Like Captain America and a few films I missed in theaters, I was shooting White Space when this came out. It was definitely on my radar. As someone who loves animation and doesn’t necessarily buy into everything Pixar puts out, I was excited to see a new player stepping up to the plate. Directed by Gore Verbinski and voiced by Johnny Depp, this was something I have wanted to see but had to wait for on video…
And boy am I sorry about that. From the opening frames to the closing frames, this was a visual treat. I haven’t had this much fun with a movie since seeing Rise of the Planet of the Apes. Rango takes the western genre and classic animated fare, mashes them together – and then spins it on its head. I can’t believe this only got a PG rating, because there are some serious things going on in this film and with that is death. And not the heart-wrenching Bambi kind.

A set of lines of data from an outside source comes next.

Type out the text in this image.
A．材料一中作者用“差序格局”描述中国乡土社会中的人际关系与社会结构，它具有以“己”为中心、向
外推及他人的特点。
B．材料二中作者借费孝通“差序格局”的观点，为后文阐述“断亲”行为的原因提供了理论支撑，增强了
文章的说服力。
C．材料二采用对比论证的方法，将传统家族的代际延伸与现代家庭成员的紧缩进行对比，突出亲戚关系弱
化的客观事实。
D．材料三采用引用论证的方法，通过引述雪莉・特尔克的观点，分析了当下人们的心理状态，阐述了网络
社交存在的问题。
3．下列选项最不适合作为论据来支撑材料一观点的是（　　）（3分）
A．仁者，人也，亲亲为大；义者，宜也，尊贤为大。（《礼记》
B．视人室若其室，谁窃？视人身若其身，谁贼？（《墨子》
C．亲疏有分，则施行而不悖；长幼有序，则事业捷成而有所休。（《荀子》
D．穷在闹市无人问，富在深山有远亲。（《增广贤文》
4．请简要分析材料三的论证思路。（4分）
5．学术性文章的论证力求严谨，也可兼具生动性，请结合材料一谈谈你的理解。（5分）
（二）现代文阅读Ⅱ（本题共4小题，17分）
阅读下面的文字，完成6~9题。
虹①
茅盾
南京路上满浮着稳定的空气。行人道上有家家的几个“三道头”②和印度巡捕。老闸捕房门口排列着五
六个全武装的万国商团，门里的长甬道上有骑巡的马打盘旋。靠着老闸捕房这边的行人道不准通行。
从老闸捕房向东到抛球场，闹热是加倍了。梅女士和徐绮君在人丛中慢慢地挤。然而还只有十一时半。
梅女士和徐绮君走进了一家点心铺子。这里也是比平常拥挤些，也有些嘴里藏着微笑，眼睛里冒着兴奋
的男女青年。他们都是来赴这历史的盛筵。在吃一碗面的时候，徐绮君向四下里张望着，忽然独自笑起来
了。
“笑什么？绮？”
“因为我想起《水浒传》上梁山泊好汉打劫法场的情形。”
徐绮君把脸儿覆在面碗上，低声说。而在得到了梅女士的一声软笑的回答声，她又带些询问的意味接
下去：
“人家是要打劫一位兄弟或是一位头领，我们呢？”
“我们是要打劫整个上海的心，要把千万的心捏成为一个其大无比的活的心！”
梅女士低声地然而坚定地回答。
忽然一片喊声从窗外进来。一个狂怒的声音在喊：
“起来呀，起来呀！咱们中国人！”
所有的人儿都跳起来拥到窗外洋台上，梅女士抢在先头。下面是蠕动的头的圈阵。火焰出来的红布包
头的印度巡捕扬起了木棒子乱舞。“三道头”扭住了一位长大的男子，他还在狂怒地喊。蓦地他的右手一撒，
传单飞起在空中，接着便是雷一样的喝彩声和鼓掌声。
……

Depp does a great job voicing Rango, and he is fully realized as a character. In fact, the script is top notch. But what really stood out to me was the visual style and directing of the film. It may have been the most visually striking animated film I’ve ever seen. Verbinski is obviously an accomplished director, but what he was able to pull off here – from tiny flourishes to big spectacle – is astounding.
There are some extraordinary sequences in this film that had me on the edge of my seat, as well as my jaw on the floor. The townsfolk, led by Rango, get into a chase/battle with an outlaw gang that is worthy of the best animated film Oscar in and of itself.
There was one small issue I had with the film. It was such a realized world they created, and then at one point Rango runs into the actual ‘Man Without a Name’… Clint Eastwood as an animated character. But he’s a human and Rango is a lizard. And we’re in a world where these animals and lizards all interact, carry guns, build a town, etc… to see and interact with humans took me right out of this. And it wasn’t necessary. As much as I love Clint, particularly during his western days, they could have achieved this without this scene and kept the story rooted in some semblance of reality for that world. But this is a somewhat small gripe (and scene) within a larger, exquisite work.
I really can’t say enough about this film. I’m sorry I missed my chance to see this on a big screen with great sound. It vaulted into my top 10 of the year and now I have to do some reordering.